Все, и Макарио, и Санта, вслед за ним подхватили:
"Венсеремос", "Венсеремос"! – это значит, что мы победим!
Пространство разверзлось, разорвалось тысячью криков, крики слились в единый гул. Людей разметало. Макарио швырнуло к стене, но сознание не покидало его ни на миг, и он успел о том пожалеть. Сверху упало окровавленное тело Санты. Он ощутил на груди и на лице теплую жижу. Щуря глаза, слезящиеся в вонючем дыму, Макарио углядел, что полголовы у девушки было начисто снесено осколком.
Огромная бетонная плита, нависнув над комнатой, грозила рухнуть всей своей тяжестью.  Отпихнув труп, Макарио неловко перекатился, здание снова трясануло, он, было поднявшись, опять упал...

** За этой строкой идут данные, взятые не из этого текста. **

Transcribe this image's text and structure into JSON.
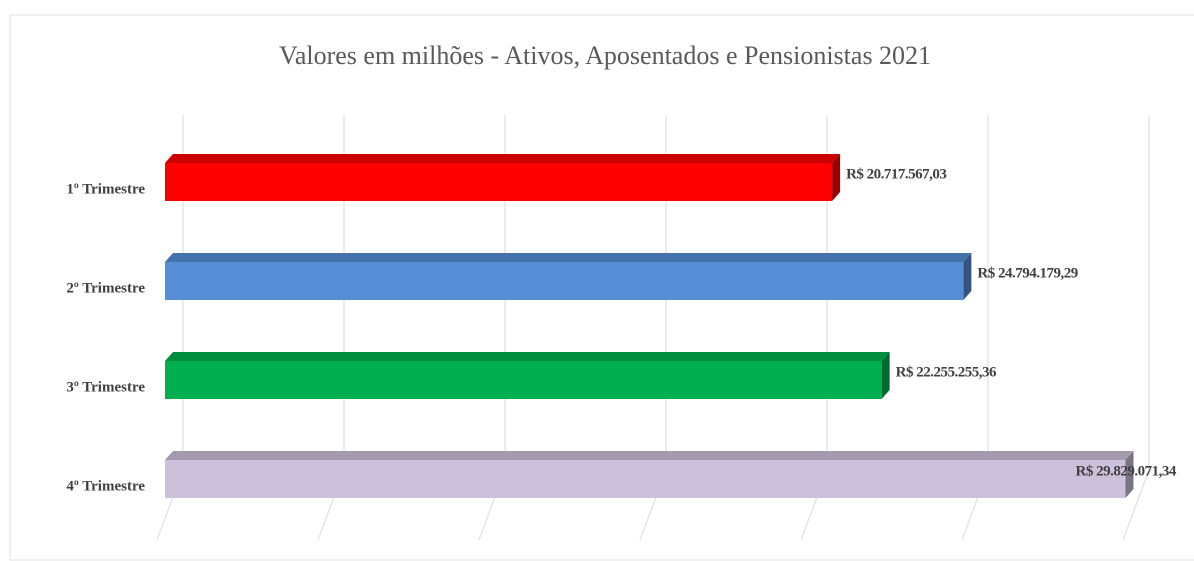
{
  "chart_data": {
    "type": "bar3d-horizontal",
    "title": "Valores em milhões - Ativos, Aposentados e Pensionistas 2021",
    "categories": [
      "1º Trimestre",
      "2º Trimestre",
      "3º Trimestre",
      "4º Trimestre"
    ],
    "values": [
      20717567.03,
      24794179.29,
      22255255.36,
      29829071.34
    ],
    "value_labels": [
      "R$ 20.717.567,03",
      "R$ 24.794.179,29",
      "R$ 22.255.255,36",
      "R$ 29.829.071,34"
    ],
    "colors": [
      "#ff0000",
      "#558ed5",
      "#00b050",
      "#ccc0da"
    ],
    "xlim": [
      0,
      30000000
    ],
    "xticks": [
      0,
      5000000,
      10000000,
      15000000,
      20000000,
      25000000,
      30000000
    ],
    "grid": true
  }
}
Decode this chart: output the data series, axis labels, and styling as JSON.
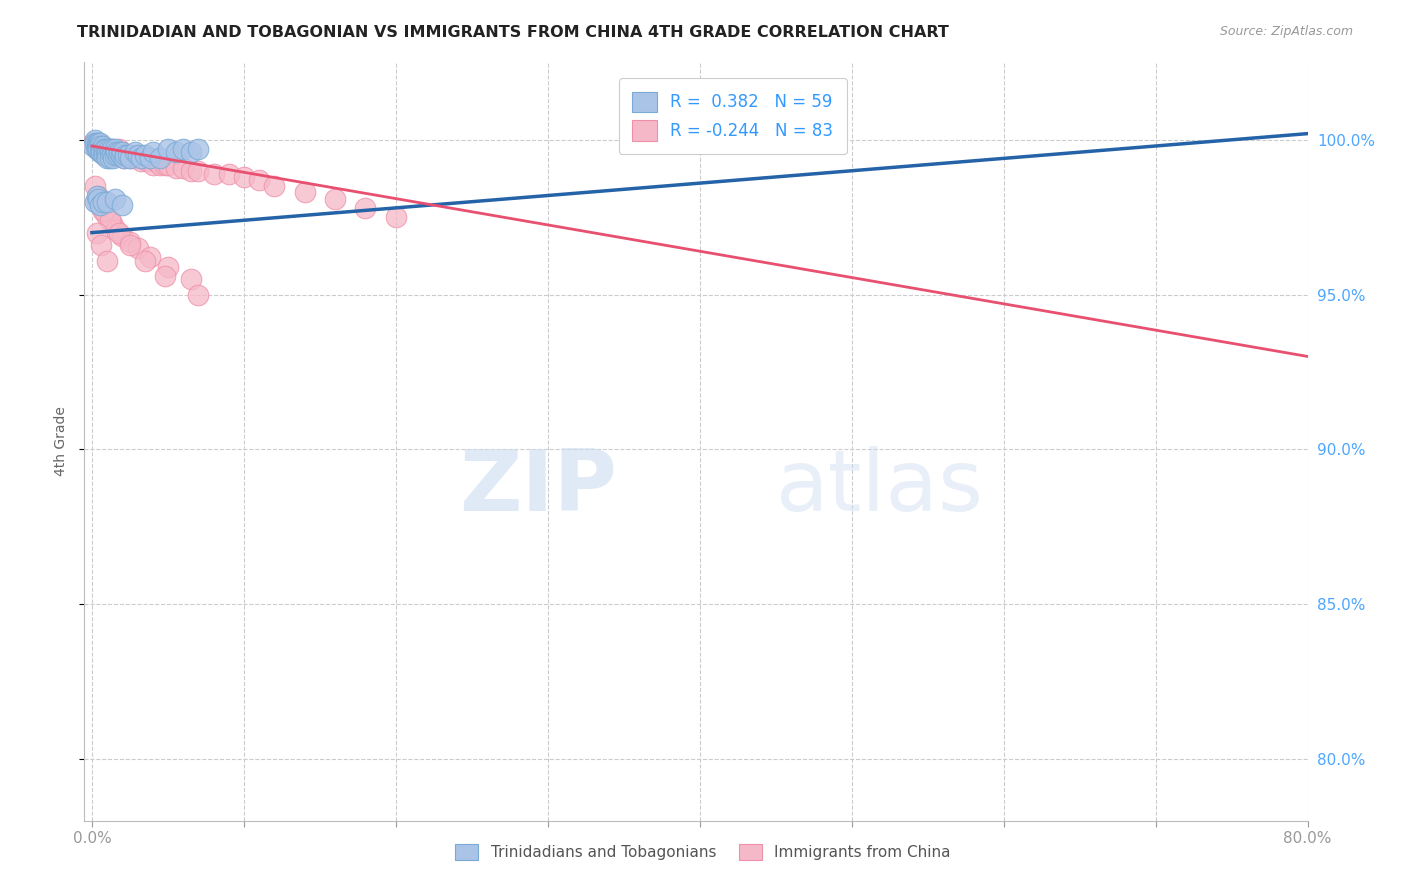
{
  "title": "TRINIDADIAN AND TOBAGONIAN VS IMMIGRANTS FROM CHINA 4TH GRADE CORRELATION CHART",
  "source": "Source: ZipAtlas.com",
  "ylabel": "4th Grade",
  "x_ticks": [
    0.0,
    0.1,
    0.2,
    0.3,
    0.4,
    0.5,
    0.6,
    0.7,
    0.8
  ],
  "y_ticks": [
    0.8,
    0.85,
    0.9,
    0.95,
    1.0
  ],
  "xlim": [
    -0.005,
    0.8
  ],
  "ylim": [
    0.78,
    1.025
  ],
  "blue_R": 0.382,
  "blue_N": 59,
  "pink_R": -0.244,
  "pink_N": 83,
  "legend_label_blue": "Trinidadians and Tobagonians",
  "legend_label_pink": "Immigrants from China",
  "blue_fill": "#aac4e8",
  "pink_fill": "#f5b8c8",
  "blue_edge": "#7aaad4",
  "pink_edge": "#f090a8",
  "blue_line_color": "#2563a8",
  "pink_line_color": "#e85070",
  "blue_trendline_x": [
    0.0,
    0.8
  ],
  "blue_trendline_y": [
    0.97,
    1.002
  ],
  "pink_trendline_x": [
    0.0,
    0.8
  ],
  "pink_trendline_y": [
    0.998,
    0.93
  ],
  "blue_scatter_x": [
    0.001,
    0.002,
    0.002,
    0.003,
    0.003,
    0.003,
    0.004,
    0.004,
    0.004,
    0.005,
    0.005,
    0.005,
    0.006,
    0.006,
    0.007,
    0.007,
    0.008,
    0.008,
    0.009,
    0.009,
    0.01,
    0.01,
    0.011,
    0.012,
    0.012,
    0.013,
    0.013,
    0.014,
    0.015,
    0.015,
    0.016,
    0.017,
    0.018,
    0.019,
    0.02,
    0.021,
    0.022,
    0.024,
    0.025,
    0.028,
    0.03,
    0.032,
    0.035,
    0.038,
    0.04,
    0.045,
    0.05,
    0.055,
    0.06,
    0.065,
    0.07,
    0.002,
    0.003,
    0.004,
    0.005,
    0.007,
    0.01,
    0.015,
    0.02
  ],
  "blue_scatter_y": [
    0.998,
    1.0,
    0.999,
    0.999,
    0.998,
    0.997,
    0.999,
    0.998,
    0.997,
    0.999,
    0.998,
    0.996,
    0.997,
    0.996,
    0.998,
    0.996,
    0.997,
    0.995,
    0.997,
    0.995,
    0.996,
    0.994,
    0.997,
    0.996,
    0.994,
    0.997,
    0.995,
    0.994,
    0.997,
    0.995,
    0.996,
    0.995,
    0.996,
    0.995,
    0.996,
    0.994,
    0.995,
    0.995,
    0.994,
    0.996,
    0.995,
    0.994,
    0.995,
    0.994,
    0.996,
    0.994,
    0.997,
    0.996,
    0.997,
    0.996,
    0.997,
    0.98,
    0.982,
    0.981,
    0.979,
    0.98,
    0.98,
    0.981,
    0.979
  ],
  "pink_scatter_x": [
    0.001,
    0.002,
    0.002,
    0.003,
    0.003,
    0.004,
    0.004,
    0.005,
    0.005,
    0.006,
    0.006,
    0.007,
    0.007,
    0.008,
    0.008,
    0.009,
    0.01,
    0.01,
    0.011,
    0.012,
    0.012,
    0.013,
    0.014,
    0.015,
    0.016,
    0.017,
    0.018,
    0.019,
    0.02,
    0.021,
    0.022,
    0.024,
    0.025,
    0.026,
    0.028,
    0.03,
    0.032,
    0.034,
    0.036,
    0.038,
    0.04,
    0.042,
    0.045,
    0.048,
    0.05,
    0.055,
    0.06,
    0.065,
    0.07,
    0.08,
    0.09,
    0.1,
    0.11,
    0.12,
    0.14,
    0.16,
    0.18,
    0.2,
    0.003,
    0.005,
    0.007,
    0.01,
    0.013,
    0.016,
    0.02,
    0.025,
    0.03,
    0.038,
    0.05,
    0.065,
    0.002,
    0.004,
    0.006,
    0.008,
    0.012,
    0.018,
    0.025,
    0.035,
    0.048,
    0.07,
    0.003,
    0.006,
    0.01
  ],
  "pink_scatter_y": [
    0.999,
    0.999,
    0.998,
    0.998,
    0.997,
    0.999,
    0.997,
    0.998,
    0.997,
    0.998,
    0.996,
    0.997,
    0.996,
    0.997,
    0.995,
    0.997,
    0.997,
    0.995,
    0.996,
    0.997,
    0.995,
    0.997,
    0.996,
    0.996,
    0.996,
    0.995,
    0.997,
    0.995,
    0.996,
    0.994,
    0.995,
    0.995,
    0.994,
    0.995,
    0.994,
    0.995,
    0.993,
    0.994,
    0.993,
    0.994,
    0.992,
    0.993,
    0.992,
    0.992,
    0.992,
    0.991,
    0.991,
    0.99,
    0.99,
    0.989,
    0.989,
    0.988,
    0.987,
    0.985,
    0.983,
    0.981,
    0.978,
    0.975,
    0.98,
    0.979,
    0.977,
    0.975,
    0.973,
    0.971,
    0.969,
    0.967,
    0.965,
    0.962,
    0.959,
    0.955,
    0.985,
    0.982,
    0.98,
    0.977,
    0.974,
    0.97,
    0.966,
    0.961,
    0.956,
    0.95,
    0.97,
    0.966,
    0.961
  ],
  "watermark_zip": "ZIP",
  "watermark_atlas": "atlas",
  "background_color": "#ffffff",
  "grid_color": "#cccccc",
  "title_color": "#222222",
  "axis_label_color": "#666666",
  "right_tick_color": "#4da6ff",
  "legend_r_color": "#3399ff"
}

Стараясь не смотреть под ноги, Макарио пробирался к выходу, шатаясь от стены к стене. Коридор был завалена еще трепещущими телами женщин и подростков, кровавое месиво присыпали штукатурка и битый кирпич. Дышать тоже совершенно невозможно! Всюду витал запах гари, смешанный с вонью испражнений.  Одна, еще не старая, баба привалилась к окровавленной стене, руками она зажимала хлюпающую дыру на животе – ладоней не хватало. Макарио рухнул на колени, его вывернуло, еще и еще. Глянув вперед последний раз, он закрыл глаза и пополз на четвереньках. Пальцы ощущали только липкую массу, пару раз его кто-то хватал за ногу, а может, цеплялась вывороченная арматура. Так он полз, пока не уперся в камень противоположной стены коридора.

*  *  *
– Хрен ли их жалеть? – брякнул директор – Куда они лезли, видно же – стреляют! – добавил он, но уже неуверенно.
Если бы Макарио не уловил этой неуверенности, он бы тут же съездил дураку по харе.

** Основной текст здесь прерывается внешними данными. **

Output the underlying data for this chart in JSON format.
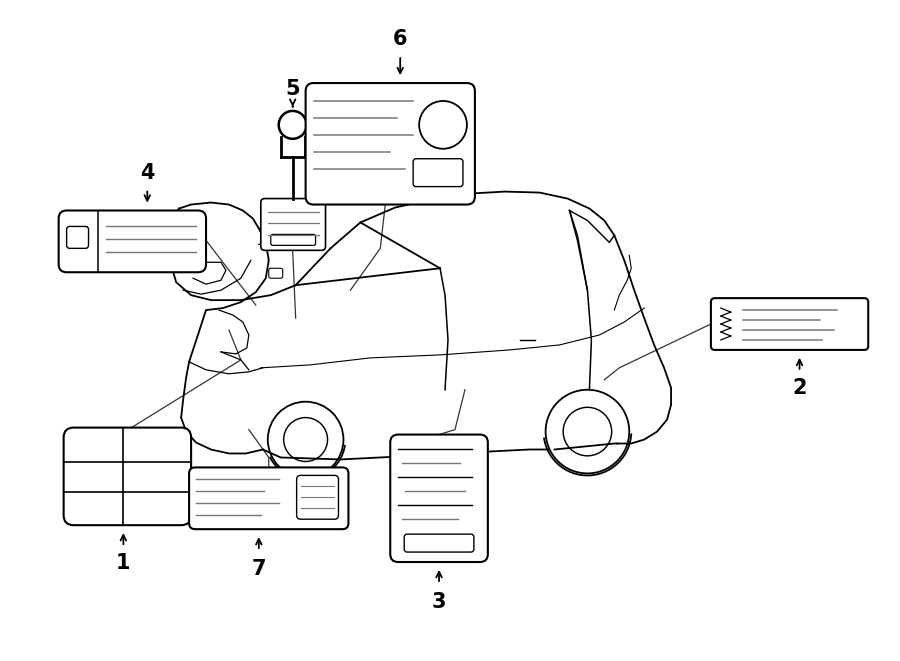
{
  "bg_color": "#ffffff",
  "lc": "#000000",
  "gc": "#777777",
  "figsize": [
    9.0,
    6.61
  ],
  "dpi": 100,
  "xlim": [
    0,
    900
  ],
  "ylim": [
    0,
    661
  ]
}
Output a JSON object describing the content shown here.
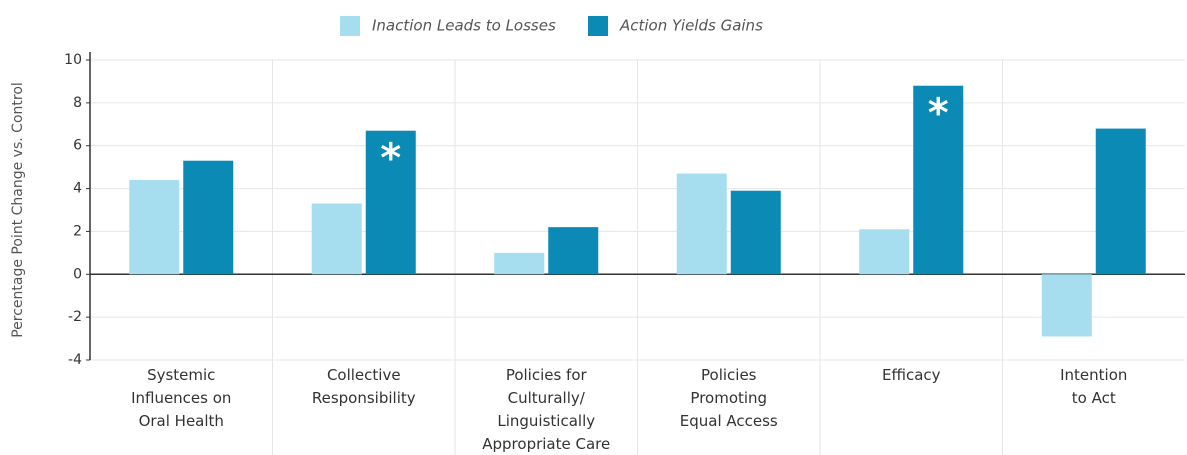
{
  "chart_data": {
    "type": "bar",
    "y_label": "Percentage Point Change vs. Control",
    "categories": [
      "Systemic\nInfluences on\nOral Health",
      "Collective\nResponsibility",
      "Policies for\nCulturally/\nLinguistically\nAppropriate Care",
      "Policies\nPromoting\nEqual Access",
      "Efficacy",
      "Intention\nto Act"
    ],
    "series": [
      {
        "name": "Inaction Leads to Losses",
        "color": "#a6def0",
        "values": [
          4.4,
          3.3,
          1.0,
          4.7,
          2.1,
          -2.9
        ]
      },
      {
        "name": "Action Yields Gains",
        "color": "#0a8ab4",
        "values": [
          5.3,
          6.7,
          2.2,
          3.9,
          8.8,
          6.8
        ]
      }
    ],
    "annotations": [
      {
        "text": "*",
        "series": 1,
        "category": 1
      },
      {
        "text": "*",
        "series": 1,
        "category": 4
      }
    ],
    "ylim": [
      -4,
      10
    ],
    "yticks": [
      -4,
      -2,
      0,
      2,
      4,
      6,
      8,
      10
    ],
    "grid": true,
    "legend": "top"
  }
}
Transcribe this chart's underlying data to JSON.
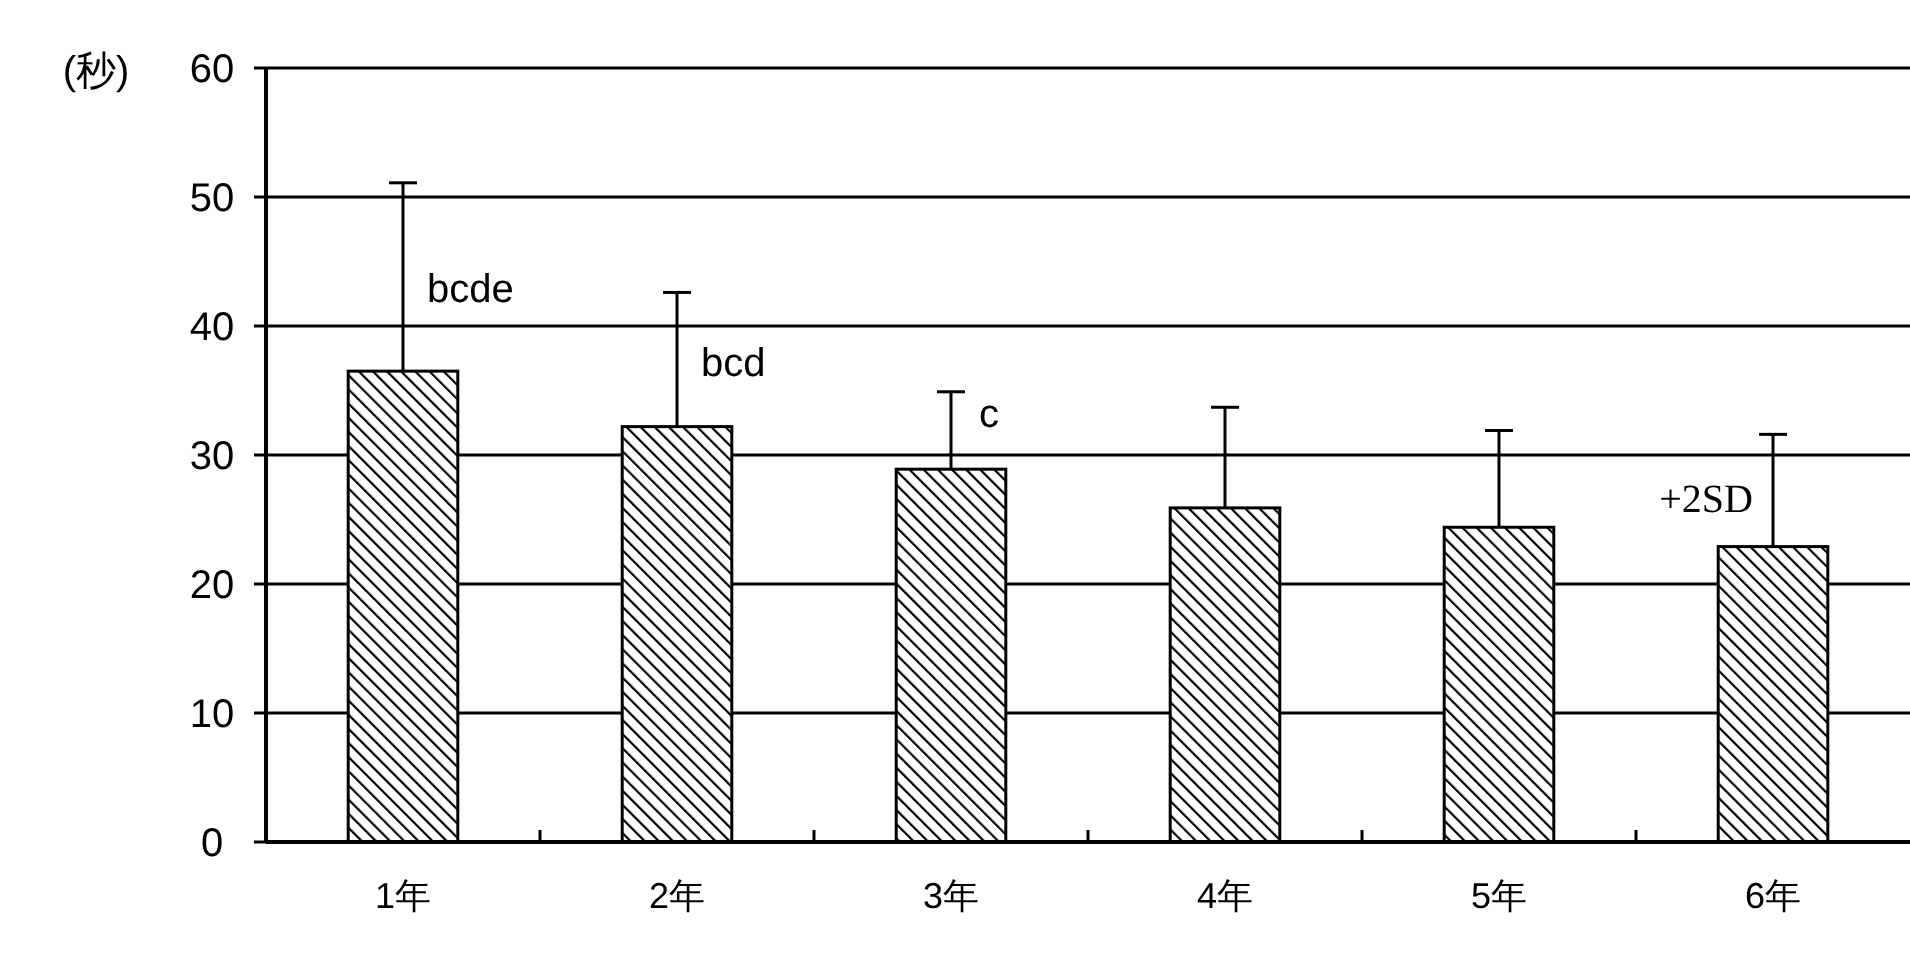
{
  "chart_data": {
    "type": "bar",
    "ylabel": "(秒)",
    "categories": [
      "1年",
      "2年",
      "3年",
      "4年",
      "5年",
      "6年"
    ],
    "values": [
      36.5,
      32.2,
      28.9,
      25.9,
      24.4,
      22.9
    ],
    "errors": [
      [
        36.5,
        51.1
      ],
      [
        32.2,
        42.6
      ],
      [
        28.9,
        34.9
      ],
      [
        25.9,
        33.7
      ],
      [
        24.4,
        31.9
      ],
      [
        22.9,
        31.6
      ]
    ],
    "color": "#000000",
    "annotations": [
      "bcde",
      "bcd",
      "c",
      "+2SD"
    ],
    "ylim": [
      0,
      60
    ],
    "yticks": [
      0,
      10,
      20,
      30,
      40,
      50,
      60
    ],
    "grid": "y"
  }
}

Уже потом, когда он вел собственное журналистское расследование, Макарио выяснил, во что обошлась Сенатору, простите, Пожизненному Сенатору, эта кровь. За каждый выстрел – тысяча зеленых. Каждому офицеру старше капитана – квартира в лучших домах проклятого богами и страной Сиудада. Но и тогда многие отказались, поплатившись карьерой.

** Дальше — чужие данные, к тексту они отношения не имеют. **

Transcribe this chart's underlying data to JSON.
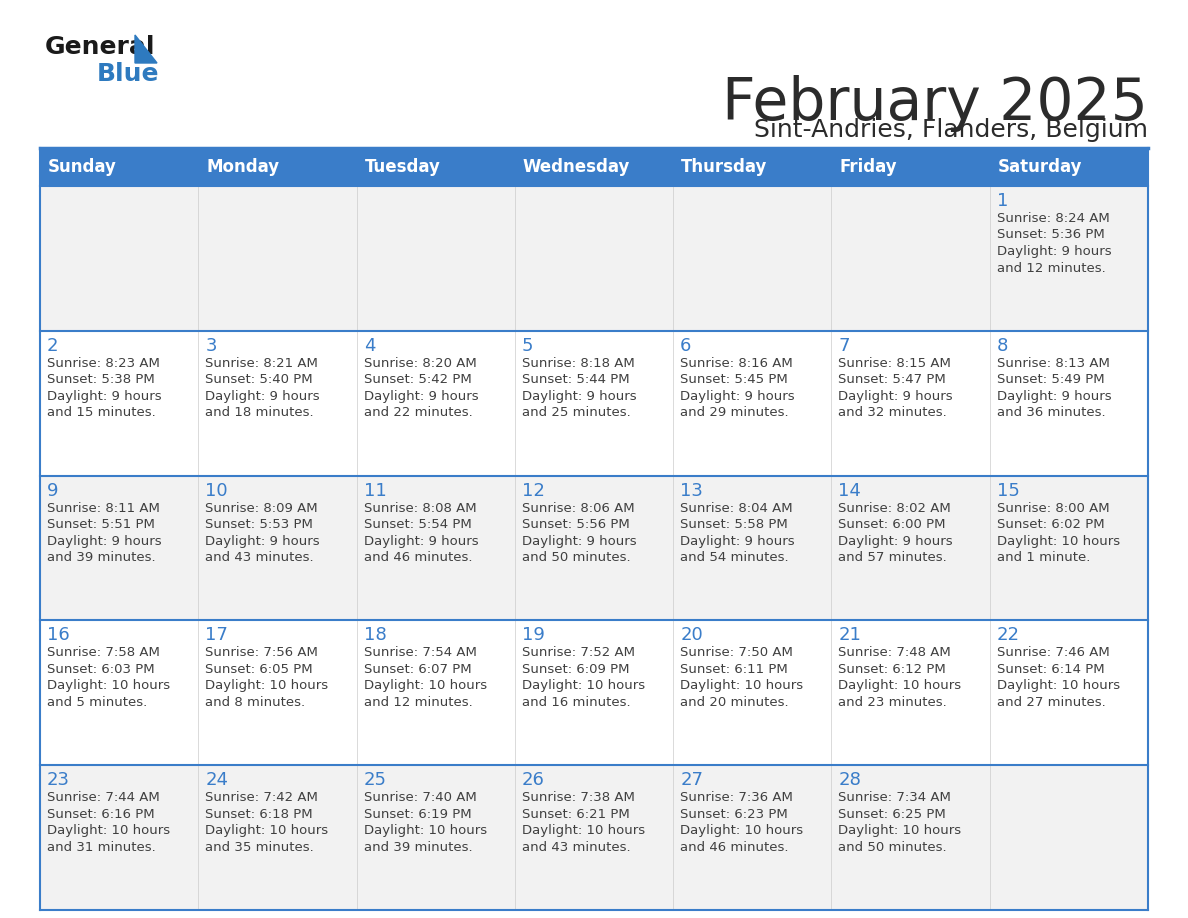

Именно тогда он встретил Санчо. Этот лейтенант был одним из немногих, кто стрелял, но затем, словно очнувшись, ужаснулся собственному злодейству, не принял тридцать серебряников. Мечтавший с детства о карьере военного, Санчо бросил службу, запил, и наверно, окончил бы дни либо в выгребной яме, либо в психушке, если б не Макарио. 
Журналист собирал материал для репортажа, Макарио работал уже на испанское телевизионное агентство, и не скупился, лишь бы добыть показания очевидца "с той стороны".   Найти бывшего танкиста в кабаке на самой окраине Сиудада оказалось значительно легче, чем его разговорить. Санчо уничтожал текилу литрами, но на рассказы был сдержан и в подпитии.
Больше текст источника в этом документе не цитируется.